Bis zu dem Zeitpunkt, als Alison um punkt drei Uhr klingelte, hatte ich geschrubbt und sauber gemacht wie ein wild gewordenes Zimmermädchen. Joey, der all meine Probleme verursacht hatte, hatte den Schlaf der völlig Unschuldigen in seinem neuen Bett geschlafen, und Angela rief mich vom Krankenhaus an, um mir zu sagen, wie gut sie sich fühlte, und um mir zu danken – einmal mehr – dafür, dass ich ihr das Leben gerettet hatte, und um zu versprechen, mir als Nächstes das Buch Psycho Killer Company zu leihen.

Ich öffnete die Tür, und Will stolperte mit einem Buggy und drei Tüten herein.

»Ich habe Dermot im Auto gelassen«, sagte Alison hinter Will. Sie ging mit Kieran auf dem Arm ins Zimmer, und er lächelte und plapperte in feuchter Babysprache, sobald er mich sah. Ich streckte die Arme nach ihm aus, und er sprang fast aus den Armen seiner Mutter. Er kuschelte sich an meinen Hals, und ich dachte, ich würde vor Liebe ohnmächtig werden. Vielleicht sollte ich ein Kind mit Tony Jordan machen? Wen störte es schon, wenn er danach in der Nähe blieb? Wenigstens würde ich ein kuscheliges Bündel wie Kieran haben, das mir Gesellschaft leisten würde.

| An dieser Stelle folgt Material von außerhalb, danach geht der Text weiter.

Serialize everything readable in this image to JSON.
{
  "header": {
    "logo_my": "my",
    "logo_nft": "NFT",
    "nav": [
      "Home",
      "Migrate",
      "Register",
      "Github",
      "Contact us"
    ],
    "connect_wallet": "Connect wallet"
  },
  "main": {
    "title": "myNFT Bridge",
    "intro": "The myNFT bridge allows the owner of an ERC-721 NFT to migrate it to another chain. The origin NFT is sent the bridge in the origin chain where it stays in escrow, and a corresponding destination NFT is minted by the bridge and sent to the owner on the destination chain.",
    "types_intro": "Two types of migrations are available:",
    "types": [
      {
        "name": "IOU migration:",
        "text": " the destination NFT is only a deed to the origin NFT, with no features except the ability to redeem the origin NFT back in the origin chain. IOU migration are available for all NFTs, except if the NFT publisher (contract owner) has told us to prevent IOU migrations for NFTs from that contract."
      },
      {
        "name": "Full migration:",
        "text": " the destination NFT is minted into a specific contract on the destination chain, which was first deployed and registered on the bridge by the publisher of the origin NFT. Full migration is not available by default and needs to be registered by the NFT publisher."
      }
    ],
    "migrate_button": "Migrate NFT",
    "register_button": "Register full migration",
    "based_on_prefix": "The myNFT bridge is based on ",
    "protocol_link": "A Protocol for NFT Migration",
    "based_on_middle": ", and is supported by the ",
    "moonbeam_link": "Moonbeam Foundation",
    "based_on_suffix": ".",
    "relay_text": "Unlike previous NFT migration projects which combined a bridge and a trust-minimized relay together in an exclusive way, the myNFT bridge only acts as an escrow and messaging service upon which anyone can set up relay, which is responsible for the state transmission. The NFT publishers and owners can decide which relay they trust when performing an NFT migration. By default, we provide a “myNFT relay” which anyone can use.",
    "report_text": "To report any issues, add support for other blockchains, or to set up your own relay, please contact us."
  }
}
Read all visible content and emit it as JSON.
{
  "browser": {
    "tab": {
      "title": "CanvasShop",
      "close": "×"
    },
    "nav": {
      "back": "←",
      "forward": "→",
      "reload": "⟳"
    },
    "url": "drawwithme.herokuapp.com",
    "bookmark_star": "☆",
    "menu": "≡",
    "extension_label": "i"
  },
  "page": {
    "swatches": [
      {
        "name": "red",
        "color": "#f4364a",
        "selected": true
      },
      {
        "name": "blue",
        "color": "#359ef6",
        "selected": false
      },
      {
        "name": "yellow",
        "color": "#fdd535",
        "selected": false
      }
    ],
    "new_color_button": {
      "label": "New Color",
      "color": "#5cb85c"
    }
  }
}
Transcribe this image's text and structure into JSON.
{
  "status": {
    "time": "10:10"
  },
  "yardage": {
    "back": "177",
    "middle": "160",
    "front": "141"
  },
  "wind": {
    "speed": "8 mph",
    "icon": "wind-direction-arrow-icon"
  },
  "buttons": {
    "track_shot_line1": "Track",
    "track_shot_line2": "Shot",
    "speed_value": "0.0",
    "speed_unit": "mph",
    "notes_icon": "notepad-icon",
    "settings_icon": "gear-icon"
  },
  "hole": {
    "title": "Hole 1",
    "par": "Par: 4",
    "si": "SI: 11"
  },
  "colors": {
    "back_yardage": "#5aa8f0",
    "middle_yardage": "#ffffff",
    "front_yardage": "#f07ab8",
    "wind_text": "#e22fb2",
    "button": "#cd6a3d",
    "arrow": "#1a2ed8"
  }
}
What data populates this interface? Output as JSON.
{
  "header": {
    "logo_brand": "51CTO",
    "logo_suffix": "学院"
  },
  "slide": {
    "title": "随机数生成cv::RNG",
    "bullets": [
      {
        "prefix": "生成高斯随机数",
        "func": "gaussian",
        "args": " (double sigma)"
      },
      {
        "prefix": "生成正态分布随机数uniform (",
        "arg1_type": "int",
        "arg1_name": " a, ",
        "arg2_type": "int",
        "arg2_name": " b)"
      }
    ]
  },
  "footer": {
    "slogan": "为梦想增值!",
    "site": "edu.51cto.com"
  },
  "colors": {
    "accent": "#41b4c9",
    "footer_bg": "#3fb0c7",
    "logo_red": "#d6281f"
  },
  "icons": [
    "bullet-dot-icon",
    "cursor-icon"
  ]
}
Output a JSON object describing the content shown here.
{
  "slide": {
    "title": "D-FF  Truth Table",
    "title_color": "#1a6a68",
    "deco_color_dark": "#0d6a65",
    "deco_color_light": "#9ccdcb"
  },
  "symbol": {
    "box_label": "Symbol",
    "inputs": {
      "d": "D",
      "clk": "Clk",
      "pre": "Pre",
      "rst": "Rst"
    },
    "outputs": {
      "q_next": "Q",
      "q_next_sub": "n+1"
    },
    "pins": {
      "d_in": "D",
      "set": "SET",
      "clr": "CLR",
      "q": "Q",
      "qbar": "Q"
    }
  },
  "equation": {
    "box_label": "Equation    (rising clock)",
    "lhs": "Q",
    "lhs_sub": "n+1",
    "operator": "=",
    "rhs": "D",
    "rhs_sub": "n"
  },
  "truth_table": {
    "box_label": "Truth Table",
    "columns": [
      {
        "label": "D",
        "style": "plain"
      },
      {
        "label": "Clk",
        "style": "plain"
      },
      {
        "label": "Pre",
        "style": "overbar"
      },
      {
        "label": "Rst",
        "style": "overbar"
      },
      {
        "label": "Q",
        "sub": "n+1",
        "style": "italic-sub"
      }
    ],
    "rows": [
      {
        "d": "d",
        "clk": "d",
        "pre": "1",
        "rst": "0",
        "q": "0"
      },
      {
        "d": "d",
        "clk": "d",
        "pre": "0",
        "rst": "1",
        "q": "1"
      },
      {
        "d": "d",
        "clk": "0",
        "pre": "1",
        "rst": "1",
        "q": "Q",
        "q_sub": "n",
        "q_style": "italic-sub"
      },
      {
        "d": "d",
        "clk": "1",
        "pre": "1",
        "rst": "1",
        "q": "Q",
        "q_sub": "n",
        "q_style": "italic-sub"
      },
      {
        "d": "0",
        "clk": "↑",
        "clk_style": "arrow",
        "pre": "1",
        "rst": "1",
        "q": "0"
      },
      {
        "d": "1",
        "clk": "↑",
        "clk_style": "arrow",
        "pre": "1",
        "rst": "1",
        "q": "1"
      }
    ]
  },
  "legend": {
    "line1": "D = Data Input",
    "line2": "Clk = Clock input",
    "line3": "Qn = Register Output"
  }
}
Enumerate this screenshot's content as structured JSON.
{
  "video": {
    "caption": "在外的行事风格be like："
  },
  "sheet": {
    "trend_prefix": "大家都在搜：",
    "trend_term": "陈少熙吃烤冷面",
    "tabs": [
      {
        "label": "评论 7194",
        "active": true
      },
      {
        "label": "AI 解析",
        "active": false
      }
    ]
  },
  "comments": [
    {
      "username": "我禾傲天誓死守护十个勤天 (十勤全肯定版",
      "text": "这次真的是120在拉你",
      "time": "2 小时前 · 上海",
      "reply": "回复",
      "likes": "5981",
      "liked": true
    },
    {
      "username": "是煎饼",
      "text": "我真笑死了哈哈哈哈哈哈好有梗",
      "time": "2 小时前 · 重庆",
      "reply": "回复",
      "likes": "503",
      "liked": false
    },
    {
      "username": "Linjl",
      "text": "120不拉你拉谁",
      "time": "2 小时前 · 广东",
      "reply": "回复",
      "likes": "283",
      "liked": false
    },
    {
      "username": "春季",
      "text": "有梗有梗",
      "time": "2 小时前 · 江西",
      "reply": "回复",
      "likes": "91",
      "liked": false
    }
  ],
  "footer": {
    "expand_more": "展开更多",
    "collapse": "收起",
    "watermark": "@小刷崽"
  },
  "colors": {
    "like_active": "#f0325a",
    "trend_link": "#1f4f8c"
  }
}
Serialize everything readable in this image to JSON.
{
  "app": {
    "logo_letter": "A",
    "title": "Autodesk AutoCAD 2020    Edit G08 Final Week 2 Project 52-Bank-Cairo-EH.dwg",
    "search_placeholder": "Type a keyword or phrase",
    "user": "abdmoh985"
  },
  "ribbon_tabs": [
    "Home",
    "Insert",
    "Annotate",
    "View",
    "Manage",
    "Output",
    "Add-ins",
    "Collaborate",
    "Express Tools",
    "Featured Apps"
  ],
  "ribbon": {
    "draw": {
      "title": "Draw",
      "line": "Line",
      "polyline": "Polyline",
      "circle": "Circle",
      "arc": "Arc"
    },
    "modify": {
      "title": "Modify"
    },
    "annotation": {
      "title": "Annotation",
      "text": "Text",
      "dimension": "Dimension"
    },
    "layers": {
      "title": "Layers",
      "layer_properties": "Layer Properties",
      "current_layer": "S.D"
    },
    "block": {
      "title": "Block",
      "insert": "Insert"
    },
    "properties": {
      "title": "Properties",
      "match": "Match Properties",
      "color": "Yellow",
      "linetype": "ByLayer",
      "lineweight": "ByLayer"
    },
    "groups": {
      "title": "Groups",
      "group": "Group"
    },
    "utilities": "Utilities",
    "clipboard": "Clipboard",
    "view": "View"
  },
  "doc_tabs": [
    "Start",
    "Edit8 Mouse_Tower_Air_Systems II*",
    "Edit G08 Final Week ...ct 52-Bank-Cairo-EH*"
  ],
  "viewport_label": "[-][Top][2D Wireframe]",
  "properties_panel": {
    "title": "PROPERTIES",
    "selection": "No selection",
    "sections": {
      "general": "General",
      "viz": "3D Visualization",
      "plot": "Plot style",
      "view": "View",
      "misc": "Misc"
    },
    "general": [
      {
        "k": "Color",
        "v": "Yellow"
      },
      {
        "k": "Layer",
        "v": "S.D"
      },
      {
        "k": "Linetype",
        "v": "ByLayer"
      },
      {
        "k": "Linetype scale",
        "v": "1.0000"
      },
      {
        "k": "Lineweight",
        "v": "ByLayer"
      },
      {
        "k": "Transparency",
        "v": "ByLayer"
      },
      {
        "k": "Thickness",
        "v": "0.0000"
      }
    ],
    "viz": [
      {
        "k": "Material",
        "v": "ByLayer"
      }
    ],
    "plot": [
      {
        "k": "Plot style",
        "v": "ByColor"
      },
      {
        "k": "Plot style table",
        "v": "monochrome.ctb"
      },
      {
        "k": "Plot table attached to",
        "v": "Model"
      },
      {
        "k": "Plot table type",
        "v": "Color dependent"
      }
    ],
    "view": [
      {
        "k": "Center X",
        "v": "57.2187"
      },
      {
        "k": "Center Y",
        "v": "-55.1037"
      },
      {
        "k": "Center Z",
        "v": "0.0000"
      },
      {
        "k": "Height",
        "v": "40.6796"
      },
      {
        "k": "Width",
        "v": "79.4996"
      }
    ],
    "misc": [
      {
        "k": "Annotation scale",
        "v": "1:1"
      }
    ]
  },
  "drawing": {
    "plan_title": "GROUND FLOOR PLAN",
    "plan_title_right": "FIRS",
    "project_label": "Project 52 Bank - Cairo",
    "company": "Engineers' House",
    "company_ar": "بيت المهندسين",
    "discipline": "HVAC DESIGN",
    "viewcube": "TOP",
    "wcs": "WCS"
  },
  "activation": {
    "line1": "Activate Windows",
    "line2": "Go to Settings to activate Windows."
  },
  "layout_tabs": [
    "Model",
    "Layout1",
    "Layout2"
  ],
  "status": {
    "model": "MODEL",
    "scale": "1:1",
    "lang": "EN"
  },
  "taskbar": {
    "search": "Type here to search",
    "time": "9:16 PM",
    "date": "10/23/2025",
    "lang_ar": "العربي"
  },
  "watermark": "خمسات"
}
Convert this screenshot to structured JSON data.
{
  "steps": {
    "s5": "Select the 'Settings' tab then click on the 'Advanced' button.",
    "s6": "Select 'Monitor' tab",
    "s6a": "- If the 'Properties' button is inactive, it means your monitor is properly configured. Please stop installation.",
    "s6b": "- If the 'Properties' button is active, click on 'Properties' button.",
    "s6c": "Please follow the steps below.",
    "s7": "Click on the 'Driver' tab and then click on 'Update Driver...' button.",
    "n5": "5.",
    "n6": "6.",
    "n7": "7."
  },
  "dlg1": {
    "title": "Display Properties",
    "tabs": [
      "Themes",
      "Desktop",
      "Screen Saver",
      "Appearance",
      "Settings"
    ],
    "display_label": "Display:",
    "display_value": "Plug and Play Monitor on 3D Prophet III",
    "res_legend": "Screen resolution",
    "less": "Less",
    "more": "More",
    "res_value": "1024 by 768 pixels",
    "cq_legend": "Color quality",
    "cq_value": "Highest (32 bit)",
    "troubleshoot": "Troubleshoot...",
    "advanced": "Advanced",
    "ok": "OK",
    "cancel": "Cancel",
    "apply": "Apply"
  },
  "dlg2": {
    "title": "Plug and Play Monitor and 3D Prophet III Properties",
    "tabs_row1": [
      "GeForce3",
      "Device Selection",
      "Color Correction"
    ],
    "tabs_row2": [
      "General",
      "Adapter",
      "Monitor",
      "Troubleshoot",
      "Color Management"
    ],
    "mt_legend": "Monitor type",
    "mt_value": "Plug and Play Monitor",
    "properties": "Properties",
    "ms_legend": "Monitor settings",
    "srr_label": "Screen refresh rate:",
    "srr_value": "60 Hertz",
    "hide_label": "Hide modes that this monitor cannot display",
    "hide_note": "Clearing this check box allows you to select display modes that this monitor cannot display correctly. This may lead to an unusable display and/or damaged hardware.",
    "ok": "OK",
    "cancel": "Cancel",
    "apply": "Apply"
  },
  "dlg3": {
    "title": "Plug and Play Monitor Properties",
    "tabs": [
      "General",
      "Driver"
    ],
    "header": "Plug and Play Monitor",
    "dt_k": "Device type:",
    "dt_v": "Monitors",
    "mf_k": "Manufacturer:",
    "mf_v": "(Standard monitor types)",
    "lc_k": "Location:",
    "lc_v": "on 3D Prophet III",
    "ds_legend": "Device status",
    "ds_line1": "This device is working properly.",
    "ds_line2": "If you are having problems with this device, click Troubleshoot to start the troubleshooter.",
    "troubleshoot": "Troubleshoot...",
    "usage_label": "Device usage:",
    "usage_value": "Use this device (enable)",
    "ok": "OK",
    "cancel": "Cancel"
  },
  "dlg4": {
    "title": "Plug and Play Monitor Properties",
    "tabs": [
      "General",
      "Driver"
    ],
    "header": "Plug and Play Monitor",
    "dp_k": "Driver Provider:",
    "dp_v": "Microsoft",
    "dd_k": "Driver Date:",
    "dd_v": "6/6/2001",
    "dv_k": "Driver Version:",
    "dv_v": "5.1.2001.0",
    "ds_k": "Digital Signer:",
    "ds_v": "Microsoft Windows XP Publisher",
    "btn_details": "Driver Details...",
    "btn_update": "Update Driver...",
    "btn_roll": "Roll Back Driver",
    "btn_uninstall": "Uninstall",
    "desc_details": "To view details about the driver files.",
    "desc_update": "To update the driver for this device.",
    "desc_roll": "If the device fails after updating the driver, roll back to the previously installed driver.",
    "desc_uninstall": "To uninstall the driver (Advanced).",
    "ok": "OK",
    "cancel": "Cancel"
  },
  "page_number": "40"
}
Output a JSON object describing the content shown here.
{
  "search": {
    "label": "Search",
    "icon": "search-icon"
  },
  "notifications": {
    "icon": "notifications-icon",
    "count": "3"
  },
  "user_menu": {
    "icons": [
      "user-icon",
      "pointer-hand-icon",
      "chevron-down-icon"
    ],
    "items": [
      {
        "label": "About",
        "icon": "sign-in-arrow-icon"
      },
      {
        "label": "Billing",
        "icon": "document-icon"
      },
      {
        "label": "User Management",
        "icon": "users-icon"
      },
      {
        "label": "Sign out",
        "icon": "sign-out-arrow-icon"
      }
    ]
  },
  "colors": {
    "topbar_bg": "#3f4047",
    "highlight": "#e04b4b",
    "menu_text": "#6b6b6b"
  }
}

»Möchtest du, dass wir ihn abholen?«, fragte Alison, als sie das Haar ihres Sohnes glättete und ihn auf die Wange küsste.

»Wir können ihn abholen. Aber wenn du ihn mit deinem Wagen nach Hause bringen möchtest – du hast doch im Moment einen Wagen, Ellen, oder?«

»Sie hat im Moment einen sehr speziellen Wagen«, sagte Will.

»Halt den Mund, Will«, sagte ich.

Alison runzelte die Stirn. »Wenn du ihn im Wagen mitnimmst, benutze bitte den Autositz. Will hat ihn mitgebracht.«

»Ich werde ihn nach Hause bringen, Alison, das ist kein Problem. Um welche Zeit?«

»Mam sagte, dass sie ihn zu Bett bringen würde, also kannst du ihn so um acht herum bringen?«

Ich nickte. »Dann los. Amüsiert euch gut. Bis später.«

Alison küsste Kieran, und ich hätte schwören können, dass sie wieder diesen tränenfeuchten Blick hatte. Will schlug die Tür hinter ihr zu, sobald sie gegangen war, und schaute Kieran und mich an.

»Meine Verabredung ist um vier, und ich darf mich nicht verspäten«, sagte er.

Ich lächelte. »Du hast noch viel Zeit. Wo willst du dich mit ihr treffen?«

»Vor McDonalds.«

»Perfekt«, sagte ich und wechselte den an seiner Faust kauenden Kieran auf meinen anderen Arm. »Zehn Minuten Fußweg von hier. Wir werden den Buggy aufbauen und das Mädchen treffen, und ich werde mit dem Baby gehen, sobald du einen guten Eindruck gemacht hast.«

»Bist du sicher, dass sie mich nicht für einen Schwächling hält, wenn sie sieht, dass ich Kieran hüte?«

»Vertraue mir«, sagte ich.

Das war mein Plan, und er schlüpfte mir von der Zunge, als ob es so einfach ginge. Und es wäre einfach gewesen, wenn wir nicht eine halbe Stunde dazu gebraucht hätten, herauszufinden, wie sich der Buggy öffnen ließ. Schließlich schafften wir es, doch ich würde sagen, dass Alison einen Anfall bekommen hätte, wenn sie gewusst hätte, dass wir Kieran fast eine halbe Stunde lang in Joeys neuem Korb sitzen ließen, da das die einzige Möglichkeit war, ihn zu unterhalten.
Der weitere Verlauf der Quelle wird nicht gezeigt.